Вы можете попытаться использовать агрегатную функцию условия do SUM, затем вычитать из двух SUM результатов.
SELECT a.id AS id,
SUM(CASE WHEN a.start_date BETWEEN a.start_date AND '1996-01-01' THEN a.amount ELSE 0 END)
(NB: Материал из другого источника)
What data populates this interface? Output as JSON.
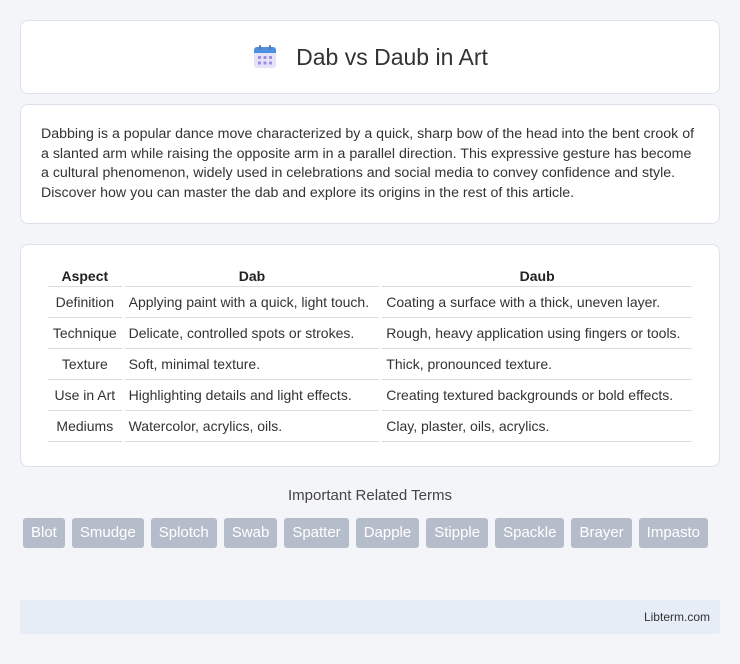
{
  "header": {
    "title": "Dab vs Daub in Art",
    "icon": "calendar-icon"
  },
  "intro": {
    "text": "Dabbing is a popular dance move characterized by a quick, sharp bow of the head into the bent crook of a slanted arm while raising the opposite arm in a parallel direction. This expressive gesture has become a cultural phenomenon, widely used in celebrations and social media to convey confidence and style. Discover how you can master the dab and explore its origins in the rest of this article."
  },
  "table": {
    "headers": [
      "Aspect",
      "Dab",
      "Daub"
    ],
    "rows": [
      [
        "Definition",
        "Applying paint with a quick, light touch.",
        "Coating a surface with a thick, uneven layer."
      ],
      [
        "Technique",
        "Delicate, controlled spots or strokes.",
        "Rough, heavy application using fingers or tools."
      ],
      [
        "Texture",
        "Soft, minimal texture.",
        "Thick, pronounced texture."
      ],
      [
        "Use in Art",
        "Highlighting details and light effects.",
        "Creating textured backgrounds or bold effects."
      ],
      [
        "Mediums",
        "Watercolor, acrylics, oils.",
        "Clay, plaster, oils, acrylics."
      ]
    ]
  },
  "related": {
    "title": "Important Related Terms",
    "tags": [
      "Blot",
      "Smudge",
      "Splotch",
      "Swab",
      "Spatter",
      "Dapple",
      "Stipple",
      "Spackle",
      "Brayer",
      "Impasto"
    ]
  },
  "footer": {
    "text": "Libterm.com"
  },
  "colors": {
    "tag_bg": "#b6bdca",
    "footer_bg": "#e6edf7",
    "icon_blue": "#4a8fe0",
    "icon_purple": "#9b8de0"
  }
}
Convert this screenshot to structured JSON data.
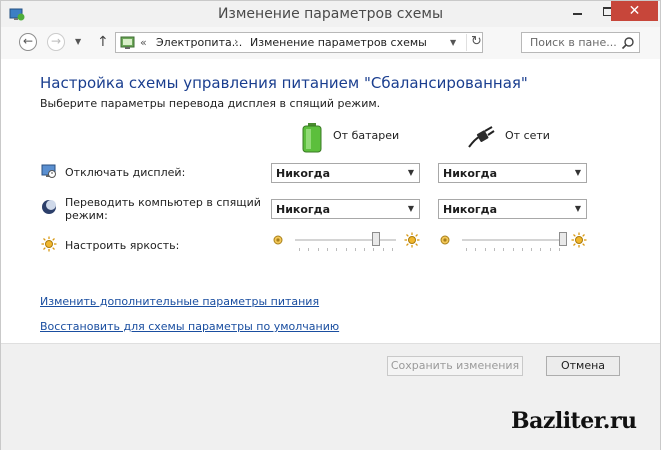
{
  "window": {
    "title": "Изменение параметров схемы",
    "close_glyph": "✕"
  },
  "nav": {
    "back_icon": "back-arrow-icon",
    "forward_icon": "forward-arrow-icon",
    "address": {
      "chevron": "«",
      "segment1": "Электропита...",
      "separator": "›",
      "segment2": "Изменение параметров схемы"
    },
    "search_placeholder": "Поиск в пане..."
  },
  "main": {
    "heading": "Настройка схемы управления питанием \"Сбалансированная\"",
    "subtext": "Выберите параметры перевода дисплея в спящий режим.",
    "columns": {
      "battery": "От батареи",
      "ac": "От сети"
    },
    "rows": {
      "display_off": {
        "label": "Отключать дисплей:",
        "battery": "Никогда",
        "ac": "Никогда"
      },
      "sleep": {
        "label": "Переводить компьютер в спящий режим:",
        "battery": "Никогда",
        "ac": "Никогда"
      },
      "brightness": {
        "label": "Настроить яркость:",
        "battery_level": 0.8,
        "ac_level": 1.0
      }
    },
    "links": {
      "advanced": "Изменить дополнительные параметры питания",
      "restore": "Восстановить для схемы параметры по умолчанию"
    }
  },
  "footer": {
    "save": "Сохранить изменения",
    "cancel": "Отмена"
  },
  "watermark": "Bazliter.ru",
  "colors": {
    "heading": "#1a3e8f",
    "link": "#1a4ea0",
    "close_button": "#c7463a"
  }
}
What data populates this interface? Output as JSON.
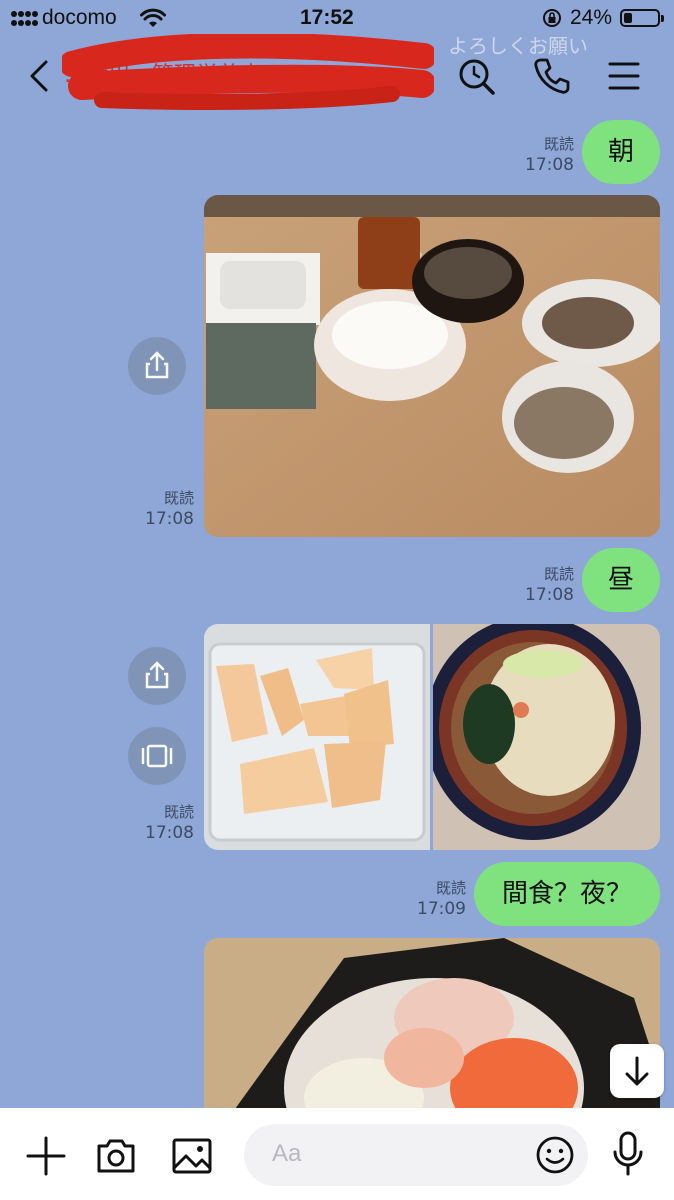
{
  "status_bar": {
    "carrier": "docomo",
    "time": "17:52",
    "battery_percent": "24%",
    "battery_level": 0.24
  },
  "header": {
    "chat_title": "…活用…管理栄養士",
    "faint_text": "よろしくお願い",
    "icons": [
      "back-chevron-icon",
      "search-icon",
      "phone-icon",
      "menu-icon"
    ]
  },
  "messages": [
    {
      "type": "text",
      "text": "朝",
      "read": "既読",
      "time": "17:08"
    },
    {
      "type": "photo",
      "subject": "breakfast",
      "read": "既読",
      "time": "17:08"
    },
    {
      "type": "text",
      "text": "昼",
      "read": "既読",
      "time": "17:08"
    },
    {
      "type": "photo-pair",
      "subject": "melon and udon",
      "read": "既読",
      "time": "17:08"
    },
    {
      "type": "text",
      "text": "間食？夜？",
      "read": "既読",
      "time": "17:09"
    },
    {
      "type": "photo",
      "subject": "sashimi rice bowl"
    }
  ],
  "input_bar": {
    "placeholder": "Aa",
    "icons": [
      "plus-icon",
      "camera-icon",
      "image-icon",
      "emoji-icon",
      "mic-icon"
    ]
  },
  "colors": {
    "background": "#8fa7d6",
    "bubble": "#7fe27e",
    "redaction": "#d8281d"
  }
}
- SUM(CASE WHEN a.end_date BETWEEN a.end_date AND '1996-01-01' THEN b.amount ELSE 0 END) AS diff
FROM atable a
LEFT JOIN btable b ON a.id = b.id
GROUP BY a.id
ORDER BY a.id;
или вы можете попробовать написать подзапрос join, затем на id,затем выполните вычитание.
SELECT t1.id,
t1.total - t2.total AS diff
FROM (SELECT a.id AS id,
Sum(a.amount) AS total
FROM atable a
LEFT JOIN btable b
ON a.id = b.id
WHERE a.start_date BETWEEN a.start_date AND '1996-01-01'
GROUP BY a.id
ORDER BY a.id) t1
JOIN(SELECT b.id AS id,
Sum(b.amount) AS total
FROM atable a
LEFT JOIN btable b
ON a.id = b.id
WHERE a.end_date BETWEEN a.end_date AND '1996-01-01'
GROUP BY b.id
ORDER BY b.id) t2
ON t1.id = t2.id
Схема (PostgreSQL v9.6)
CREATE TABLE T1(
id INT,
total INT
);
INSERT INTO T1 VALUES (1,999);
INSERT INTO T1 VALUES (2,888);
INSERT INTO T1 VALUES (3,999);
INSERT INTO T1 VALUES (4,111);
CREATE TABLE T2(
id INT,
total INT
);
INSERT INTO T2 VALUES (1,999);
INSERT INTO T2 VALUES (2,866);
INSERT INTO T2 VALUES (3,330);
INSERT INTO T2 VALUES (4,90);
Запрос # 1
SELECT t1.id,
t1.total - t2.total AS diff
FROM T1 t1
JOIN T2 t2
ON t1.id = t2.id;
| id | diff |
| --- | ---- |
| 1 | 0 |
| 2 | 22 |
| 3 | 669 |
| 4 | 21 |
Посмотреть на БД Fiddle
ПРИМЕЧАНИЕ
T1 и T2 могут вместо этогоВаш подзапрос.